Possible missed optimization when calling memcpy or memmove in a loop

llvm / llvm-project

The LLVM Project is a collection of modular and reusable compiler and toolchain technologies.

http://llvm.org

Other

29.27k stars 12.1k forks source link

Possible missed optimization when calling memcpy or memmove in a loop #117332

Open ldionne opened 3 days ago

ldionne commented 3 days ago

I noticed that the following code did not optimize to a single memcpy, unlike I would expect:

template <class T>
void relocate_1(T *first, T *last, T *dest) {
    for ( ; first != last; ++first, ++dest) {
        std::memcpy((void*)dest, first, sizeof(T));
    }
}

I would expect this to be equivalent to roughly:

template <class T>
void relocate_2(T *first, T *last, T *dest) {
    auto n = last - first;
    std::memcpy((void*)dest, first, n);
}

Is this a problem with e.g. the lack of knowledge that the [first, last) range is all valid? Note that both GCC and Clang fail to perform this optimization.

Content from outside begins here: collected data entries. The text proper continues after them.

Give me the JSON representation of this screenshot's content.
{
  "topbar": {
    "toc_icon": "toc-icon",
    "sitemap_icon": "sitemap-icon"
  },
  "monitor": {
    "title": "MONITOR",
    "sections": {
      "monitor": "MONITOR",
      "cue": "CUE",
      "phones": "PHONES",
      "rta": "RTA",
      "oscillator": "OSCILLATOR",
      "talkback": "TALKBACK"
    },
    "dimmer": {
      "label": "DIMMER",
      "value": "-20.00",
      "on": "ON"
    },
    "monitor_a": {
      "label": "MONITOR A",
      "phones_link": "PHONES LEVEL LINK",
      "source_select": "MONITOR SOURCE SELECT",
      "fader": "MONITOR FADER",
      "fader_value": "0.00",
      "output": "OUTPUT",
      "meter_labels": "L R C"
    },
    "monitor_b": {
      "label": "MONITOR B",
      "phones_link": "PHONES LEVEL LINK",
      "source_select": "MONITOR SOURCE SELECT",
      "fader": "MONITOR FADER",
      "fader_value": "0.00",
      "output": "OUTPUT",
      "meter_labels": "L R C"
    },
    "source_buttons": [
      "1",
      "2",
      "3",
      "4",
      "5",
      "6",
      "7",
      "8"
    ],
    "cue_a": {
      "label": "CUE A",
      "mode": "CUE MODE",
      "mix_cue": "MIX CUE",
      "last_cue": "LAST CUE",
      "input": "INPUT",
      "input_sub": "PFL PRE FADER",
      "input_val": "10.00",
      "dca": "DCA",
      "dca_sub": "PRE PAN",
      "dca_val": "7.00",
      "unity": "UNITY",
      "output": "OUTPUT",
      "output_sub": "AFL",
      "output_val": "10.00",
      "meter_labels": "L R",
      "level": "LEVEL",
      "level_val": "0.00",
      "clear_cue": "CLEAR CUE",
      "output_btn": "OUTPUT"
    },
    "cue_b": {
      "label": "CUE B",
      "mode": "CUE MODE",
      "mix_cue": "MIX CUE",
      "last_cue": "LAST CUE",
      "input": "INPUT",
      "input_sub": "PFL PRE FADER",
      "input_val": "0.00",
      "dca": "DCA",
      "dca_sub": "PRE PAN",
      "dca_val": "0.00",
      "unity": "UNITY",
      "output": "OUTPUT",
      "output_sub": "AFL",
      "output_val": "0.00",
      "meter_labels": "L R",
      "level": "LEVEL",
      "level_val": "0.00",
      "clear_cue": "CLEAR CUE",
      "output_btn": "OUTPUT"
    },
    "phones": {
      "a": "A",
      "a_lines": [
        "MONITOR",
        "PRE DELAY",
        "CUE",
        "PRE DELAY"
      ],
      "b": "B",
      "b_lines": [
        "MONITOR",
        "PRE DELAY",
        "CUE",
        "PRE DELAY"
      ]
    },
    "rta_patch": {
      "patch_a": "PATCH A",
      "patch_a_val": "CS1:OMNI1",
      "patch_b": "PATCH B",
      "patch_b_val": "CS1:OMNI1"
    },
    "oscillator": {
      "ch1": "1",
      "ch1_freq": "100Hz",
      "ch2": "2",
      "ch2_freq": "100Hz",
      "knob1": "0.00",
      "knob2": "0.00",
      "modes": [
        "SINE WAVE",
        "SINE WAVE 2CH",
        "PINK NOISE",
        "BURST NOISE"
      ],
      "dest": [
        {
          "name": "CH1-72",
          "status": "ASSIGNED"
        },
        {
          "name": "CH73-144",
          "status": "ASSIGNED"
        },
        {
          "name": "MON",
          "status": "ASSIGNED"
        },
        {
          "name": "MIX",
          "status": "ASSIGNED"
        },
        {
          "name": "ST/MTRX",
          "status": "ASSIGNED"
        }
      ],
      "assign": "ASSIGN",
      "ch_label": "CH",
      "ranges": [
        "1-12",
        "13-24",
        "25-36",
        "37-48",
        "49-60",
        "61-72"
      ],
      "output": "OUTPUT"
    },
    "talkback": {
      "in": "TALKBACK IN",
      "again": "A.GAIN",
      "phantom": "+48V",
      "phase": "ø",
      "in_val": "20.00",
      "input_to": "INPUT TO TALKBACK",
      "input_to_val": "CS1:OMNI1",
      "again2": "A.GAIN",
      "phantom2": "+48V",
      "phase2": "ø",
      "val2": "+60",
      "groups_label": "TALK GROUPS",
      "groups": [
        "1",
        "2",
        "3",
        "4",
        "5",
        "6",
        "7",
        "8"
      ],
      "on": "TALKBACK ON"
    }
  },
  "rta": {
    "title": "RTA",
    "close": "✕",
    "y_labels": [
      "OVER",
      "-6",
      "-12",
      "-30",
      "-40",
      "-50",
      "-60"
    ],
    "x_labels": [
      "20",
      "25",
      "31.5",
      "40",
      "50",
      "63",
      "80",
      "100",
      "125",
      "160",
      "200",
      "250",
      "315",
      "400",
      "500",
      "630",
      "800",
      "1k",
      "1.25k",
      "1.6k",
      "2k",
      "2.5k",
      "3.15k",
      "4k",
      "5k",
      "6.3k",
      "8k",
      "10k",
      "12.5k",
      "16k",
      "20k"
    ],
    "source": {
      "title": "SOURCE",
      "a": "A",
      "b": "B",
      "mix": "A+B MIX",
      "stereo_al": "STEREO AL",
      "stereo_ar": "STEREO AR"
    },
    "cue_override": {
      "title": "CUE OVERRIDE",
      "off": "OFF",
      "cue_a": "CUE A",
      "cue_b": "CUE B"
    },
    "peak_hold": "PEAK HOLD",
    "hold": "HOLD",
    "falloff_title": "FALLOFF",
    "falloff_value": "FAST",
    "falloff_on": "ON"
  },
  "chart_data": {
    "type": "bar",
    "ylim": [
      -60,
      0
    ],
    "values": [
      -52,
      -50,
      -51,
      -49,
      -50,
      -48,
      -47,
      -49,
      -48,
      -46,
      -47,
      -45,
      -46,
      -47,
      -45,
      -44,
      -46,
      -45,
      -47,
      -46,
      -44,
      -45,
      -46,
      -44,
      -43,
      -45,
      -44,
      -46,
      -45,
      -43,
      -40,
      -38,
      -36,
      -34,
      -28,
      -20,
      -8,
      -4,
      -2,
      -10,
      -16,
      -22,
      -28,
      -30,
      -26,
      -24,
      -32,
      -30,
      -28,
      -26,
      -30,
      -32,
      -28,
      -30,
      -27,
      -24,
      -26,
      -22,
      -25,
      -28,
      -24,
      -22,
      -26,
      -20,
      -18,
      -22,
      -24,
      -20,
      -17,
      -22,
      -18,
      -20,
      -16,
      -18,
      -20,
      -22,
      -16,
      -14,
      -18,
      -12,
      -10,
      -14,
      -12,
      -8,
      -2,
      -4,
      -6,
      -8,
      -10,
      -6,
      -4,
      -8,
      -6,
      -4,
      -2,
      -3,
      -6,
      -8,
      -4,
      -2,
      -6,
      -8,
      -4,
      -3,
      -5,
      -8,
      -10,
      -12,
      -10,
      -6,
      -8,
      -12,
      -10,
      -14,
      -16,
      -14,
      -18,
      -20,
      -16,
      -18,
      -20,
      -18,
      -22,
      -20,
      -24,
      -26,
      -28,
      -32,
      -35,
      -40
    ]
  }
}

Godbolt: https://godbolt.org/z/zzdhcKPh4

keinflue commented 3 days ago

The behavior is not the same. Suppose for example dest == first + 1, then the first loop will copy *first to the whole range. std::memcpy over the whole range would be UB and std::memmove would not have the same result.

nikic commented 3 days ago

The memcpy's do get combined if you restrict-qualify dest.

ldionne commented 3 days ago

Ah ah! Thanks both, that makes sense.

I can see that this gets optimized if I __restrict the destination: https://godbolt.org/z/heb71docW

However, if I switch to memmove, I don't get the same optimization (but GCC does it): https://godbolt.org/z/K8srPchTr Is that one a missed optimization?

b1ackviking commented 3 days ago

For memcpy overlapping ranges are UB, but memmove has to handle overlap:

The objects may overlap: copying takes place as if the characters were copied to a temporary character array and then the characters were copied from the array to dest.

I could not find if it is stated in the C++ standard. The above citation is from https://en.cppreference.com/w/cpp/string/byte/memmove

In C99 however, the difference is pretty clear:

void* memcpy( void *restrict dest, const void *restrict src, size_t count );
void* memmove( void* dest, const void* src, size_t count );

keinflue commented 2 days ago

@b1ackviking I don't think that was unknown or up for discussion for anyone in this thread? Or I do not see how this is relevant to the remaining question?

b1ackviking commented 2 days ago

@keinflue I thought my comment could be helpful as a possible explanation to why the compiler does not optimize memmove even in the second case, that's not obvious to me. Sorry, if it was inappropriate, didn't want to break in just to say something.